Imagine the longest middle finger to be attached to the largest, most muscled, sizeable hand, and then seeing it for all its worth as it is raised up in the face of all, a large moment in which we understand we have been probably taken for a ride; one set of the audience will see it with anguish and fury, feeling the ridicule personally…the other knowing at the end that the joke was on them and revelling in the cinema reveal in which the emotional needs and wounds have been opened and the flesh ripped apart.
It was arguably never the intention to place the film in such a position, but by doing so, by giving Joker: Folie à Deux the chance to be so divisive it actually opens the eyes to the psychological dreams of many, the want to see the anti-hero, the psychotic side of humanity reign supreme, to see it rage, to set fire to the world, and then be satisfied with the results; giving meaning to the inner madness we all feel in a time of insanity.
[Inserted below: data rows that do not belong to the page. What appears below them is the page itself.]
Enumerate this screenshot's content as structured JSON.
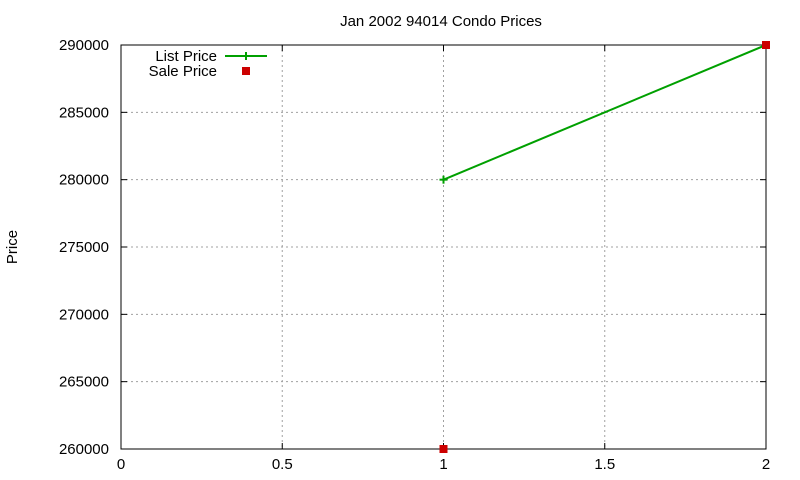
{
  "chart_data": {
    "type": "line",
    "title": "Jan 2002 94014 Condo Prices",
    "xlabel": "",
    "ylabel": "Price",
    "xlim": [
      0,
      2
    ],
    "ylim": [
      260000,
      290000
    ],
    "x_ticks": [
      0,
      0.5,
      1,
      1.5,
      2
    ],
    "y_ticks": [
      260000,
      265000,
      270000,
      275000,
      280000,
      285000,
      290000
    ],
    "grid": true,
    "legend_position": "top-left",
    "series": [
      {
        "name": "List Price",
        "style": "linespoints",
        "marker": "plus",
        "color": "#00a000",
        "points": [
          {
            "x": 1,
            "y": 280000
          },
          {
            "x": 2,
            "y": 290000
          }
        ]
      },
      {
        "name": "Sale Price",
        "style": "points",
        "marker": "square",
        "color": "#cc0000",
        "points": [
          {
            "x": 1,
            "y": 260000
          },
          {
            "x": 2,
            "y": 290000
          }
        ]
      }
    ]
  }
}
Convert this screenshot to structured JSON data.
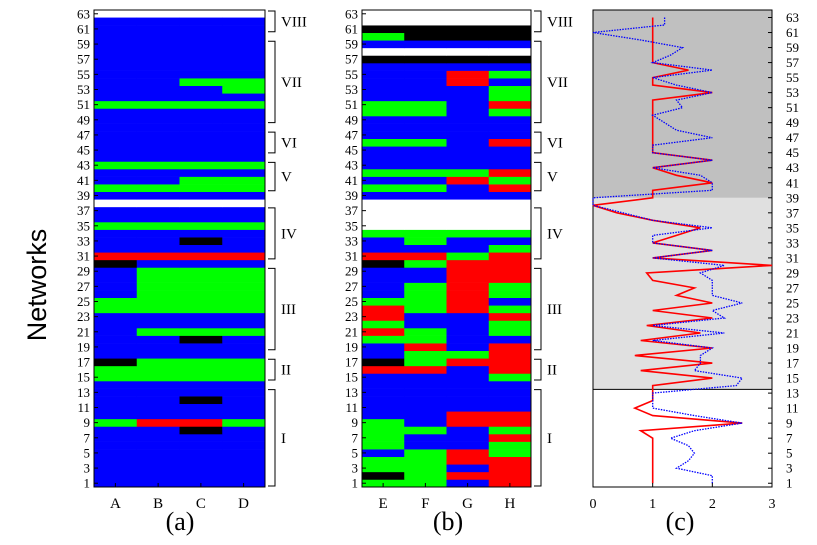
{
  "chart_data": [
    {
      "type": "heatmap",
      "panel_label": "(a)",
      "ylabel": "Networks",
      "columns": [
        "A",
        "B",
        "C",
        "D"
      ],
      "legend": {
        "blue": "#0000ff",
        "green": "#00ff00",
        "red": "#ff0000",
        "black": "#000000"
      },
      "rows_labeled": [
        1,
        3,
        5,
        7,
        9,
        11,
        13,
        15,
        17,
        19,
        21,
        23,
        25,
        27,
        29,
        31,
        33,
        35,
        37,
        39,
        41,
        43,
        45,
        47,
        49,
        51,
        53,
        55,
        57,
        59,
        61,
        63
      ],
      "grid": [
        "BBBB",
        "BBBB",
        "BBBB",
        "BBBB",
        "BBBB",
        "BBBB",
        "BBBB",
        "BBKB",
        "GRRG",
        "BBBB",
        "BBBB",
        "BBKB",
        "BBBB",
        "BBBB",
        "GGGG",
        "GGGG",
        "KGGG",
        "BBBB",
        "BBBB",
        "BBKB",
        "BGGG",
        "BBBB",
        "BBBB",
        "GGGG",
        "GGGG",
        "BGGG",
        "BGGG",
        "BGGG",
        "BGGG",
        "KBBB",
        "RRRR",
        "BBBB",
        "BBKB",
        "BBBB",
        "GGGG",
        "BBBB",
        "BBBB",
        "WWWW",
        "BBBB",
        "GGGG",
        "BBGG",
        "BBBB",
        "GGGG",
        "BBBB",
        "BBBB",
        "BBBB",
        "BBBB",
        "BBBB",
        "BBBB",
        "BBBB",
        "GGGG",
        "BBBB",
        "BBBG",
        "BBGG",
        "BBBB",
        "BBBB",
        "BBBB",
        "BBBB",
        "BBBB",
        "BBBB",
        "BBBB",
        "BBBB"
      ],
      "groups": [
        {
          "label": "I",
          "rows": [
            1,
            13
          ]
        },
        {
          "label": "II",
          "rows": [
            15,
            17
          ]
        },
        {
          "label": "III",
          "rows": [
            19,
            29
          ]
        },
        {
          "label": "IV",
          "rows": [
            31,
            37
          ]
        },
        {
          "label": "V",
          "rows": [
            40,
            43
          ]
        },
        {
          "label": "VI",
          "rows": [
            45,
            47
          ]
        },
        {
          "label": "VII",
          "rows": [
            49,
            59
          ]
        },
        {
          "label": "VIII",
          "rows": [
            61,
            63
          ]
        }
      ]
    },
    {
      "type": "heatmap",
      "panel_label": "(b)",
      "columns": [
        "E",
        "F",
        "G",
        "H"
      ],
      "rows_labeled": [
        1,
        3,
        5,
        7,
        9,
        11,
        13,
        15,
        17,
        19,
        21,
        23,
        25,
        27,
        29,
        31,
        33,
        35,
        37,
        39,
        41,
        43,
        45,
        47,
        49,
        51,
        53,
        55,
        57,
        59,
        61,
        63
      ],
      "grid": [
        "GGBR",
        "KGRR",
        "GGBR",
        "GGRR",
        "BGRG",
        "GBBG",
        "GBBR",
        "GGBG",
        "GBRR",
        "BBRR",
        "BBBB",
        "BBBB",
        "BBBB",
        "BBBB",
        "BBBG",
        "RRBR",
        "KGRR",
        "BGGR",
        "BRBR",
        "GGBB",
        "RGBG",
        "GBBG",
        "RBBR",
        "RGRG",
        "GGRB",
        "BGRG",
        "BGRG",
        "BBRR",
        "BBRR",
        "KGRR",
        "RRGR",
        "BBBG",
        "BGBB",
        "GGGG",
        "WWWW",
        "WWWW",
        "WWWW",
        "WWWW",
        "BBBB",
        "GGBR",
        "BBRG",
        "GGGR",
        "BBBB",
        "BBBB",
        "BBBB",
        "GGBR",
        "BBBB",
        "BBBB",
        "BBBB",
        "GGBG",
        "GGBR",
        "BBBG",
        "BBBG",
        "BBRB",
        "BBRG",
        "BBBB",
        "KKKK",
        "WWWW",
        "BBBB",
        "GKKK",
        "KKKK",
        "WWWW"
      ],
      "groups": [
        {
          "label": "I",
          "rows": [
            1,
            13
          ]
        },
        {
          "label": "II",
          "rows": [
            15,
            17
          ]
        },
        {
          "label": "III",
          "rows": [
            19,
            29
          ]
        },
        {
          "label": "IV",
          "rows": [
            31,
            37
          ]
        },
        {
          "label": "V",
          "rows": [
            40,
            43
          ]
        },
        {
          "label": "VI",
          "rows": [
            45,
            47
          ]
        },
        {
          "label": "VII",
          "rows": [
            49,
            59
          ]
        },
        {
          "label": "VIII",
          "rows": [
            61,
            63
          ]
        }
      ]
    },
    {
      "type": "line",
      "panel_label": "(c)",
      "xlim": [
        0,
        3
      ],
      "xticks": [
        0,
        1,
        2,
        3
      ],
      "ylim": [
        0.5,
        64
      ],
      "yticks": [
        1,
        3,
        5,
        7,
        9,
        11,
        13,
        15,
        17,
        19,
        21,
        23,
        25,
        27,
        29,
        31,
        33,
        35,
        37,
        39,
        41,
        43,
        45,
        47,
        49,
        51,
        53,
        55,
        57,
        59,
        61,
        63
      ],
      "shaded_bands": [
        {
          "rows": [
            13.5,
            39
          ],
          "color": "#e0e0e0"
        },
        {
          "rows": [
            39,
            64
          ],
          "color": "#c0c0c0"
        }
      ],
      "series": [
        {
          "color": "#ff0000",
          "style": "solid",
          "points": [
            [
              1,
              1
            ],
            [
              1,
              2
            ],
            [
              1,
              3
            ],
            [
              1,
              4
            ],
            [
              1,
              5
            ],
            [
              1,
              6
            ],
            [
              1,
              7
            ],
            [
              0.8,
              8
            ],
            [
              2.5,
              9
            ],
            [
              1,
              10
            ],
            [
              0.7,
              11
            ],
            [
              1,
              12
            ],
            [
              1,
              13
            ],
            [
              1,
              14
            ],
            [
              2,
              15
            ],
            [
              0.8,
              16
            ],
            [
              2,
              17
            ],
            [
              0.7,
              18
            ],
            [
              2,
              19
            ],
            [
              0.8,
              20
            ],
            [
              1.8,
              21
            ],
            [
              0.9,
              22
            ],
            [
              2,
              23
            ],
            [
              1,
              24
            ],
            [
              2,
              25
            ],
            [
              1.4,
              26
            ],
            [
              1.7,
              27
            ],
            [
              1,
              28
            ],
            [
              0.9,
              29
            ],
            [
              3,
              30
            ],
            [
              1,
              31
            ],
            [
              2,
              32
            ],
            [
              1,
              33
            ],
            [
              1.4,
              34
            ],
            [
              1.8,
              35
            ],
            [
              1,
              36
            ],
            [
              0.4,
              37
            ],
            [
              0,
              38
            ],
            [
              1,
              39
            ],
            [
              1,
              40
            ],
            [
              2,
              41
            ],
            [
              1.4,
              42
            ],
            [
              1,
              43
            ],
            [
              2,
              44
            ],
            [
              1,
              45
            ],
            [
              1,
              46
            ],
            [
              1,
              47
            ],
            [
              1,
              48
            ],
            [
              1,
              49
            ],
            [
              1,
              50
            ],
            [
              1,
              51
            ],
            [
              1,
              52
            ],
            [
              2,
              53
            ],
            [
              1,
              54
            ],
            [
              1,
              55
            ],
            [
              1.6,
              56
            ],
            [
              1,
              57
            ],
            [
              1,
              58
            ],
            [
              1,
              59
            ],
            [
              1,
              60
            ],
            [
              1,
              61
            ],
            [
              1,
              62
            ],
            [
              1,
              63
            ]
          ]
        },
        {
          "color": "#0000ff",
          "style": "dotted",
          "points": [
            [
              2,
              1
            ],
            [
              2,
              2
            ],
            [
              1.4,
              3
            ],
            [
              1.6,
              4
            ],
            [
              1.7,
              5
            ],
            [
              1.6,
              6
            ],
            [
              1.3,
              7
            ],
            [
              1.7,
              8
            ],
            [
              2.5,
              9
            ],
            [
              1.7,
              10
            ],
            [
              1,
              11
            ],
            [
              1,
              12
            ],
            [
              1,
              13
            ],
            [
              2.4,
              14
            ],
            [
              2.5,
              15
            ],
            [
              1.7,
              16
            ],
            [
              1.8,
              17
            ],
            [
              1.8,
              18
            ],
            [
              2,
              19
            ],
            [
              1,
              20
            ],
            [
              2.2,
              21
            ],
            [
              1,
              22
            ],
            [
              2.2,
              23
            ],
            [
              2,
              24
            ],
            [
              2.5,
              25
            ],
            [
              2,
              26
            ],
            [
              2,
              27
            ],
            [
              2,
              28
            ],
            [
              1.8,
              29
            ],
            [
              2.2,
              30
            ],
            [
              1,
              31
            ],
            [
              2,
              32
            ],
            [
              1,
              33
            ],
            [
              1,
              34
            ],
            [
              2,
              35
            ],
            [
              1,
              36
            ],
            [
              0.5,
              37
            ],
            [
              0,
              38
            ],
            [
              0,
              39
            ],
            [
              2,
              40
            ],
            [
              2,
              41
            ],
            [
              1.8,
              42
            ],
            [
              1,
              43
            ],
            [
              2,
              44
            ],
            [
              1,
              45
            ],
            [
              1,
              46
            ],
            [
              2,
              47
            ],
            [
              1.4,
              48
            ],
            [
              1.2,
              49
            ],
            [
              1,
              50
            ],
            [
              1.5,
              51
            ],
            [
              1.4,
              52
            ],
            [
              2,
              53
            ],
            [
              1.4,
              54
            ],
            [
              1,
              55
            ],
            [
              2,
              56
            ],
            [
              1,
              57
            ],
            [
              1.3,
              58
            ],
            [
              1.5,
              59
            ],
            [
              0.8,
              60
            ],
            [
              0,
              61
            ],
            [
              1.2,
              62
            ],
            [
              1.2,
              63
            ]
          ]
        }
      ]
    }
  ]
}
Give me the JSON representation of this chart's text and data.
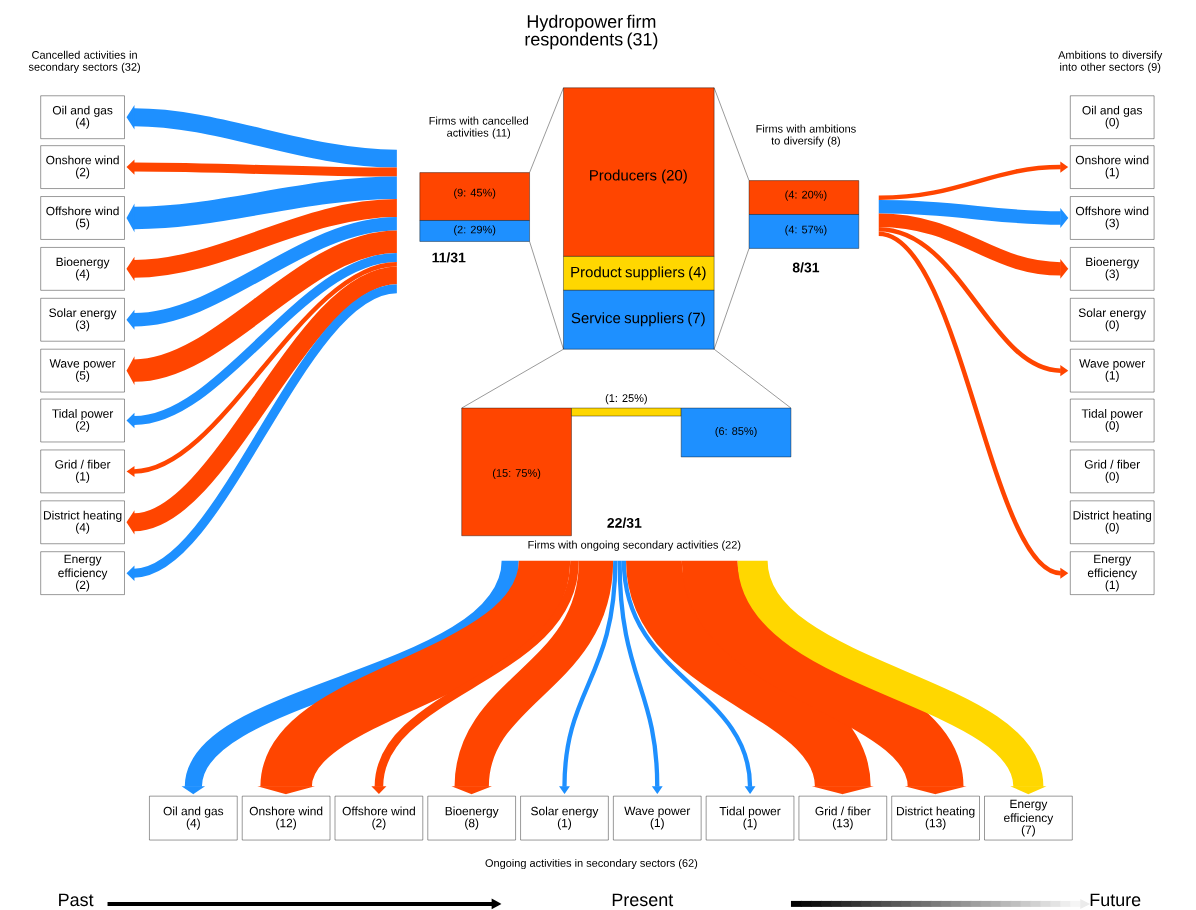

The drama in the end is not on the large screen but in our own version of what our desires actually are, and whilst we could see the supposed missed opportunity of the court room scene to have The Joker dominate proceedings in the face of answering for his crimes set out in the first film, portraying the type of manic oppression that the audiences came to expect from Heath Ledger’s time in the enigmatic role, what we have instead is the realisation of the broken man, not The Joker, but the wreck of Arthur Fleck; and it is in this that the majesty of physical undoing reign supreme for Joaquin Pheonix.
Whilst the film does suffer for its own folly, the grandness that was set up in the first place, it nevertheless captures and frames with brilliance our expectations, the folly of the madness within us all, Lady Gaga may not have the athletic grace and generosity of recklessness of Margot Robbie in her version of Harley Quinn, but that is the point, instead she offers a glimpse of the push into the world of the criminal as she paints the man she idolises as the saviour, only to be let down by his own admission.
Joaquin Pheonix’s career has been impressive, but in the role of Arthur Fleck the audience is greeted by the fragility of mind, soul, and body, it is damaged, bloodied, it has been beaten by society, and still holds out for greatness, and in the end it is not the Joker that is proclaimed king, but the mirror held up to our own faces which shows the make up smears as we understand that we are the creators of our downfall.
A film of division, which ever way you view it will be how it resonates, and whilst most will be disappointed, in the end it is the joke of our times that is to be heralded.